Mice may jostle for position in the cage hierarchy and can bite each other. More often there will be a lot of squeaking and some squabbling but no real fighting, especially with female mice. Check your mice regularly when they are first put together to make sure that they have not injured each other. If a mouse is injured she will groom herself more and this will clean the wound. As long as there are no serious injuries where there is blood drawn etc the mice should be fine. Do make sure that there is not excessive bullying though. If this happens you may want to try segregating the bully for a few days as a last resort before reintroducing them to a cage that smells like the other mouse's territory. I must stress that this is a last resort because separating the mice unnecessarily may cause them stress.
It is very inexpensive to feed a mouse.

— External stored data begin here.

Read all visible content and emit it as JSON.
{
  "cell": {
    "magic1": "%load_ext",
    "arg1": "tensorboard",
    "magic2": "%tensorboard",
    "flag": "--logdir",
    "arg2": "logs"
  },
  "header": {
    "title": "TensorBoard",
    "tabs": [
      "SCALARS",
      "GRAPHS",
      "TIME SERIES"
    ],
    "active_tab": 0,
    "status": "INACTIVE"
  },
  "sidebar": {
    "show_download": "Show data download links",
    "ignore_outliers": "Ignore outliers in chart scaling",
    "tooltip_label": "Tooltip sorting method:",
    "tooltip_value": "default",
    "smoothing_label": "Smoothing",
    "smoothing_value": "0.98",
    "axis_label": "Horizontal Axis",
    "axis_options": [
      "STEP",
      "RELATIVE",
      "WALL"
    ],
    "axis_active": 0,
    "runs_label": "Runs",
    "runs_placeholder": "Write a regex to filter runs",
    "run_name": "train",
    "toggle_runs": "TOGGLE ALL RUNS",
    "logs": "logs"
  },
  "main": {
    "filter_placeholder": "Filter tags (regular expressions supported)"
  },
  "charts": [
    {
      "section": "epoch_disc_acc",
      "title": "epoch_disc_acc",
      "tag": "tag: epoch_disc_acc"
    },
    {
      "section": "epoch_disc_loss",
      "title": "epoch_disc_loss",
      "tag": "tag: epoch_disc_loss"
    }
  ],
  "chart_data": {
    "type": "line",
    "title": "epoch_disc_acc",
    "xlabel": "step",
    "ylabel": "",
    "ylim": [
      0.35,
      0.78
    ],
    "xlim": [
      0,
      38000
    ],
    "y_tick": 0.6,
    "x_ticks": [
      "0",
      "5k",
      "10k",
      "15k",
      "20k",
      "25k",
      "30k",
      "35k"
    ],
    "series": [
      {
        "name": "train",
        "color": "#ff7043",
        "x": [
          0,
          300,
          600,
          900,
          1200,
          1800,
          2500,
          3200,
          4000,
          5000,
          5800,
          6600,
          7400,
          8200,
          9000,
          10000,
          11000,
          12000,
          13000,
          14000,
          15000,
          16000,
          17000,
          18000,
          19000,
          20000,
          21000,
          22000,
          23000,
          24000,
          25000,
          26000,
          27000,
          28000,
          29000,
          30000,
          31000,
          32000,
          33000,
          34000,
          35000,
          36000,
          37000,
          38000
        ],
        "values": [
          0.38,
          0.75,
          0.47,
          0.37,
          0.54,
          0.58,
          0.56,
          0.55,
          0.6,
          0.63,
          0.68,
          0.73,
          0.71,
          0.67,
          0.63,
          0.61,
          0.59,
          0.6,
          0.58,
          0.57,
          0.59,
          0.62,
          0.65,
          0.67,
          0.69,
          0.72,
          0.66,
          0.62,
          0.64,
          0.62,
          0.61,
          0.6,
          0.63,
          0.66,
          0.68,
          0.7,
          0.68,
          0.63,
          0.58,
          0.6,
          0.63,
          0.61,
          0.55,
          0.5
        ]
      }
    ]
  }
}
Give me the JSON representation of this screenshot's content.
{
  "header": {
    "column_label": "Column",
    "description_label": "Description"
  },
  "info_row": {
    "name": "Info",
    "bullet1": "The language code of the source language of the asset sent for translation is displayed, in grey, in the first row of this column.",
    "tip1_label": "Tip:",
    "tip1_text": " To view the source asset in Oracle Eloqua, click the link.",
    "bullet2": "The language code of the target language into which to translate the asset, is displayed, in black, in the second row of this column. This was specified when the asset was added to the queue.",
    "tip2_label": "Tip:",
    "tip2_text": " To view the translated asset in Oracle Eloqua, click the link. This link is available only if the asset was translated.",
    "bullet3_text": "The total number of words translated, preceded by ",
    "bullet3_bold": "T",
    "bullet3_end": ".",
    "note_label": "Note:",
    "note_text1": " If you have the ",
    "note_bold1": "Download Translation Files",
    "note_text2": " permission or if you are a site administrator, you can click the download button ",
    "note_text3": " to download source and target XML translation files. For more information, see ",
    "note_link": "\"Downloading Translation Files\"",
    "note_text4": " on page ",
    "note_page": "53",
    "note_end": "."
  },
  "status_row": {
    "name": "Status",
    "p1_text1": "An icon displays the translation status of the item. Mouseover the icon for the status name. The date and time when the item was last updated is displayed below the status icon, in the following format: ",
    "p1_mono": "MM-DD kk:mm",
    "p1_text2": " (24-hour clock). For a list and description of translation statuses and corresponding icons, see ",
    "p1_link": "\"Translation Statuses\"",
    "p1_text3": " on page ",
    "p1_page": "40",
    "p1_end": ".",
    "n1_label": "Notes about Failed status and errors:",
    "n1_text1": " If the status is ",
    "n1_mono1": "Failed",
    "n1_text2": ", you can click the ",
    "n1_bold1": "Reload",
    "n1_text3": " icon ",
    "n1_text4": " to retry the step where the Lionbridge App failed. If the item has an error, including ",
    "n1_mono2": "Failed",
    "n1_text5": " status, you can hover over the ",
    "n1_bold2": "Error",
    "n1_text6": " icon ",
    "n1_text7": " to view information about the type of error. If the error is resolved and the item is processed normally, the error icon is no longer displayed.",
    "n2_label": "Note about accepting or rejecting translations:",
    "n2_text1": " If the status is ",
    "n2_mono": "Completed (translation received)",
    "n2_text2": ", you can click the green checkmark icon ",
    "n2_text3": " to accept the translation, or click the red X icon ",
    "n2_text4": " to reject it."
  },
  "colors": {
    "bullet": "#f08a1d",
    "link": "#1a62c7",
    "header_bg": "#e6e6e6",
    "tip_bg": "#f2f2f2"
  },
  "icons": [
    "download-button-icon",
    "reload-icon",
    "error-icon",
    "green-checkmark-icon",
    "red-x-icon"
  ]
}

He will eat mostly at night so it is best to feed him just before going to bed yourself. If you put out perishable foods in the day and he doesn't decide that he is hungry until the evening, the food may have spoiled and endanger his health. You can work out your individual feeding method with your mouse in just a few days. Eventually the mouse will probably learn what time is its regular feeding time and be waiting to see what is for dinner!